まるで猫か犬か、愛玩動物に対するそれのように言うものだからなんとも理解が追いつかない二人だ。

「最初の戦いの時この子達には、私に勝ったら私のこと好きにしていいよって言ってあるんだよね。ただし負けたら勝つまで私の玩具ね!って。」

「ばっ、馬鹿っ、好きにしていいってお前っ…///」

「なに顔赤くしてるの気持ち悪い」

「これだから困るよね発情期の猿かよ。普通こんなムカつく女取り敢えず殴るだろ」

「はっ!? いや、そうか…/////」

「一角ってば変なこと考えたよねサイテー」

「いやーんっ、斑目三席のえっちー////」

こうしてほんとに顔を赤らめて目線を泳がすようなゆにはほんとうに可愛いのが末恐ろしい。
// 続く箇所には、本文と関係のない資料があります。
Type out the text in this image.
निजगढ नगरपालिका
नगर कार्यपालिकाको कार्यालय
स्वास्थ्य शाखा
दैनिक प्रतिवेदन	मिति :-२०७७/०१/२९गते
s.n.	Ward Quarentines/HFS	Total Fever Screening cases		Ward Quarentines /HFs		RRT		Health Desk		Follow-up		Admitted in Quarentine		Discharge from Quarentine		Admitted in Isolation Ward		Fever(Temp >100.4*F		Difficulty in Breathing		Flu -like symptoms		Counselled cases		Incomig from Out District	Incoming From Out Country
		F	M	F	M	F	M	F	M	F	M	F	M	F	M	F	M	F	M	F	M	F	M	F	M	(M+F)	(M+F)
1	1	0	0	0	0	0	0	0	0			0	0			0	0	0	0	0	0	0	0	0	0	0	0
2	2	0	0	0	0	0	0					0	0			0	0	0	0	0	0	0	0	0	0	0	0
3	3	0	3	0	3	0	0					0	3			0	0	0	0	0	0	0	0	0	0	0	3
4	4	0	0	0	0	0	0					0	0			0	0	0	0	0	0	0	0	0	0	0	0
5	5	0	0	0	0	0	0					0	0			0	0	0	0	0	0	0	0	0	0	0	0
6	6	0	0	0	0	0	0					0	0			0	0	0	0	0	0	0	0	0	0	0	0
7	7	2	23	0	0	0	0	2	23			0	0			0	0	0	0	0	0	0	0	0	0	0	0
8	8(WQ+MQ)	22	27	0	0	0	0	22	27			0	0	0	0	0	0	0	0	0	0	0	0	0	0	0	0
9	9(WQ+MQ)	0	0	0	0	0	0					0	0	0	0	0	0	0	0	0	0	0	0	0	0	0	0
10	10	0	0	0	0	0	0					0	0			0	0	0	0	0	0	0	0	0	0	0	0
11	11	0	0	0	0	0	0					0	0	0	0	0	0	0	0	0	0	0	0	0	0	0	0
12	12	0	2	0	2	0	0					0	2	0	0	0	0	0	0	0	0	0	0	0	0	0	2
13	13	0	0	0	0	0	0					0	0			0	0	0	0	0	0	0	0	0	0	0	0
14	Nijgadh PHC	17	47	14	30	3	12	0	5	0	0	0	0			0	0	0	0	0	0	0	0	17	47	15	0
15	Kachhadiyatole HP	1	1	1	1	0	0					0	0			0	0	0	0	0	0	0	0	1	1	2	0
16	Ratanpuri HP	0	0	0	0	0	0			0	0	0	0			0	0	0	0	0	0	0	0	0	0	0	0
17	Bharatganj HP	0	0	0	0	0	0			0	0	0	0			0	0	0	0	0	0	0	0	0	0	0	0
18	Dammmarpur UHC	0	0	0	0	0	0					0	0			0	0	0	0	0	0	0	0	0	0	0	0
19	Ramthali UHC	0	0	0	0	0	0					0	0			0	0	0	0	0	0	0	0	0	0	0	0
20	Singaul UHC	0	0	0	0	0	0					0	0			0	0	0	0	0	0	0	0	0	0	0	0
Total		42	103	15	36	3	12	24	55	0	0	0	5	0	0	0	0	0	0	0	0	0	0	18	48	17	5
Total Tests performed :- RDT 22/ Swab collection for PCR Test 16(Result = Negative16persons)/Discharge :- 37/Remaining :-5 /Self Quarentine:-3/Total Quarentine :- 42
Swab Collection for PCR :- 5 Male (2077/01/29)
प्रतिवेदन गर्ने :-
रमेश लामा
「私痛いのが嫌で強くなったんだから負けるはずないよ。 けどもし負けちゃったら痛いのやだから気持ちいいのならありだよね〜?」

紅い唇をぺろり、と舐める仕草は妖艶で、その恍惚とした表情は男の欲望を軽々しく逆撫でるのだ。

「簡単にそういう事言わないの」

「そっ、そうだぞそんな顔しても騙されねーからなっ!?」

「へぇ、どうだか〜??」

「ほんとに君わかんないよね、実はめちゃくちゃ尻軽淫乱アバズレ女だったりする?」

「最低弓親そんなに女の子貶して!!」

「いや、お前だったらそうであったとしても驚かねーよ…」

「はっ、一角まで!! 」

うるうるとゆにの目に大粒の涙が溜まっていく。

次第に零れそうになり、ゆにが耳まで顔を真っ赤にし、震えていて、それでいて可憐なかすれた声で口を開いた。

「…は、はじめても…まだ、だもん…/////」

突発的な興奮状態による出血。鼻血。

「自分でやっといてなんだけどここまでだとひくわ、クソ変態共…」

さっきまでの乙女はどこにいった?と誰もが聞きたくなる程の人の変わり様だ。

「男って馬鹿なんだな、可哀想だ。」

ゆには軽蔑の一瞥を隊員達に向けると、顔洗ってくると鍛錬所を後にした。

つくづく女とは侮れないものだ、とそこにいる全員が思うのだった。